On 2 August 2012 17:43, Steve McIntyre steve.mcintyre@linaro.org wrote:
[ Also posted to debian-arm; not cross-posted to avoid subscription complaints... ]
Hi folks,
We're currently carrying patches in glibc in Debian (and Ubuntu) that I wrote which are used to work out whether an ELF binary is hard-float or soft-float. We're using these to allow us to do the right thing on a multi-arch system, which is to pick a consistent set of binaries (programs and libraries) at runtime; if you try to mix binaries using different ABIs, you're prone to all kinds of weird and wonderful results but generally badness occurs.
Upstream glibc have generally not been welcoming of these patches, and I understand this; the approach taken (reading ARM-specific build attributes) is far from clean and doesn't fit well in the design of ld.so in particular.
Nevertheless, the tags in the .ARM.attributes section are the standard, published way to identify FP ABI as well as a number of other properties that might be relevant to a linker.
So, I've been looking into alternative methods for achieving the goal of identifying ABI. After a couple of false starts and discussion with some of the helpful toolchain and ABI folks in ARM, I think we have a solution that will work well in the long term.

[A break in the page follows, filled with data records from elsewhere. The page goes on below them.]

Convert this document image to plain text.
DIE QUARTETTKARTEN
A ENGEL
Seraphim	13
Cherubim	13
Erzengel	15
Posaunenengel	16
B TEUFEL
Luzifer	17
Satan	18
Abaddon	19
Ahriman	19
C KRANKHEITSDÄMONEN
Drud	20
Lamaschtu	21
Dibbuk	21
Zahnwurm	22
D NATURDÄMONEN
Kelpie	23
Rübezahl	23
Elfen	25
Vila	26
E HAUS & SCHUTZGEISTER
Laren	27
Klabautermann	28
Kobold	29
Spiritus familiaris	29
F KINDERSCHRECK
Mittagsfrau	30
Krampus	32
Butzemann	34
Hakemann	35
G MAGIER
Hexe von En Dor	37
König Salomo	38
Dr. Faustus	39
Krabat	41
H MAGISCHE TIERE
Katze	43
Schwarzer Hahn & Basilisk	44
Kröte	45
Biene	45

I just wish we'd thought about this *way* back when we first started the armhf port, as it would have been much easier to work on and standardise this back then. Modulo availability of time machines, there's not much we can do on that front... :-)
What I'm proposing is to use two new values in the OSABI field in the ELF header:
#define ELFOSABI_LINUX_ARM_AEABI_SF 65 #define ELFOSABI_LINUX_ARM_AEABI_HF 66
and use these values in the future for soft- and hard-float binaries so that can unambiguously identify them.
What happens if this value doesn't match the Tag_ABI_VFP_args value in .ARM.attributes? If the same information is present in multiple places, sooner or later someone will manage to create a file with a mismatch.
This approach is also not scalable. Suppose one day it becomes desirable to add ld.so awareness of some other feature. Then you'd need two more values to cover all the combinations. Add another feature, and you need 8 values. You get the picture.
There's already precedent for binaries using different values in this field, with support in glibc for parsing and understanding them. Adding more possible values is quite easy, assuming that the maintainers are amenable. I'm about to post a similar message there.
I really think the only sane thing to do is fix glibc so it can fetch the attributes from their standard locations.